In an April 16, 2008 interview on X-Play, Kutner and Olson noted that although some studies have claimed to show a link between video games and violent or aggressive behavior, most research in this area has been flawed. Some studies dating back to the 1980s looked at now-vintage arcade games that do not remotely resemble modern video games. Some studies followed the behavior of only a few dozen children. Many of the studies do not define what constitutes violent or aggressive behavior, and many confuse short-term and long-term effects. Many also use poorly validated measures of aggression, that likely do not correlate well with real-life aggressive acts of interest to most parents and politicians.

"You'll sometimes see kids coming out of an action movie making kung fu moves against one another", said Kutner, as an example of the type of thinking behind some of the studies they looked at. "But that doesn't mean they're going to do that against the sweet little old lady down the street," he said.

==Impact==
The impact of Grand Theft Childhood has involved forming diverse attitudes about video game violence effects.
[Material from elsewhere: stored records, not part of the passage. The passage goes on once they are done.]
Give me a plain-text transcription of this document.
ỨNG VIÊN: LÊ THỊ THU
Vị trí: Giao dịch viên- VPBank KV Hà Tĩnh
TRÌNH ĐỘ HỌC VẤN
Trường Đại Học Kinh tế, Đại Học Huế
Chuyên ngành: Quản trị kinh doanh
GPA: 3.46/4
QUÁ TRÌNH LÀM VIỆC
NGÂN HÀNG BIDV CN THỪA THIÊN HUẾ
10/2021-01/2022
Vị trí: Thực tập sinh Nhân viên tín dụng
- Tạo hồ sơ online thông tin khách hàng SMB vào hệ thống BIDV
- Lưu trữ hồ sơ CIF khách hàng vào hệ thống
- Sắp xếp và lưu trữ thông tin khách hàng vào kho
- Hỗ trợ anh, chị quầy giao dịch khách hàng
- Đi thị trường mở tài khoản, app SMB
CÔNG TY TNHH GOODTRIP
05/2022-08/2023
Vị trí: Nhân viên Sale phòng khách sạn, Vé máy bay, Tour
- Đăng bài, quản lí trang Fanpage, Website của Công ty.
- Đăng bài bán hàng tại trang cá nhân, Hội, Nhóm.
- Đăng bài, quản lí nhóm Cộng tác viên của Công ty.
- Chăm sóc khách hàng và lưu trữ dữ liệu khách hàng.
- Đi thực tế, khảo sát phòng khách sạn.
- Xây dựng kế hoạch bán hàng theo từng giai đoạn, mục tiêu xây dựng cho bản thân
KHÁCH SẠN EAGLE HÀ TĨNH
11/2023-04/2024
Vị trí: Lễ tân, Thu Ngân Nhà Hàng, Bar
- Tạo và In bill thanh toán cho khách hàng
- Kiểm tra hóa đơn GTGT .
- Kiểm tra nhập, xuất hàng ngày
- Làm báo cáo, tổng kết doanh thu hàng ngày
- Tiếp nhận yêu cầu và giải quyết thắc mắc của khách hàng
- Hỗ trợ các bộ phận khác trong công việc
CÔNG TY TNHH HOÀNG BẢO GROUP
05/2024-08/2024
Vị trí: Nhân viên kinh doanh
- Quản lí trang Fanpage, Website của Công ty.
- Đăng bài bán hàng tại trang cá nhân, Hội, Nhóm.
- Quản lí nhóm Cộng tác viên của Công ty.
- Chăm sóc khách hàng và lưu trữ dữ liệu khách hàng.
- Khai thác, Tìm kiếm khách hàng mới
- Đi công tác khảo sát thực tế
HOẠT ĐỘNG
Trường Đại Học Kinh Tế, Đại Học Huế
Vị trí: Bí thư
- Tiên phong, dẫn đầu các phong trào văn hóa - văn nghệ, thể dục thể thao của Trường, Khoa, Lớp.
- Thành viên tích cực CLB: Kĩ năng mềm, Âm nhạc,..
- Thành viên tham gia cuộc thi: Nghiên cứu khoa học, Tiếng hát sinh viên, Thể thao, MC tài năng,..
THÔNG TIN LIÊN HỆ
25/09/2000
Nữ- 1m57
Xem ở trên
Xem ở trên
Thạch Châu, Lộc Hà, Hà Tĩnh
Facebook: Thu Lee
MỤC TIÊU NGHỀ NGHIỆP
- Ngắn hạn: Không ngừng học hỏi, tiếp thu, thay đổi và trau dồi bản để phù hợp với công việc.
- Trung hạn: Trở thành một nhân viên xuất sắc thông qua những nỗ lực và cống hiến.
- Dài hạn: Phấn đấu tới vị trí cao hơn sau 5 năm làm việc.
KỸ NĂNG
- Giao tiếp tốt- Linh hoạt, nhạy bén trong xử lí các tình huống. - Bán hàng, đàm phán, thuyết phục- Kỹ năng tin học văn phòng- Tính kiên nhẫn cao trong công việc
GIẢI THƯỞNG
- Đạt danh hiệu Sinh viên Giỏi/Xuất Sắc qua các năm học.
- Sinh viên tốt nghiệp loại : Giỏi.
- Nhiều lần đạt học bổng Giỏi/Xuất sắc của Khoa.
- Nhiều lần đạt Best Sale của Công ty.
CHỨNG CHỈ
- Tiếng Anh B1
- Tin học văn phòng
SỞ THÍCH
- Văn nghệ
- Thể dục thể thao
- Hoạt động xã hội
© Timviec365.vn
The issue of video game violence has been contested among scholars, and Grand Theft Childhood has been one part of an increasing wave of skepticism among some scholars regarding the existence of meaningful, consistent negative effect on children of playing violent video games. Other scholars have referenced the book as indicating the need for a more nuanced view of the psychological effects of playing videogames. Reaction to the book has been mixed among scholars, often breaking along pre-existing ideological lines of belief about effects.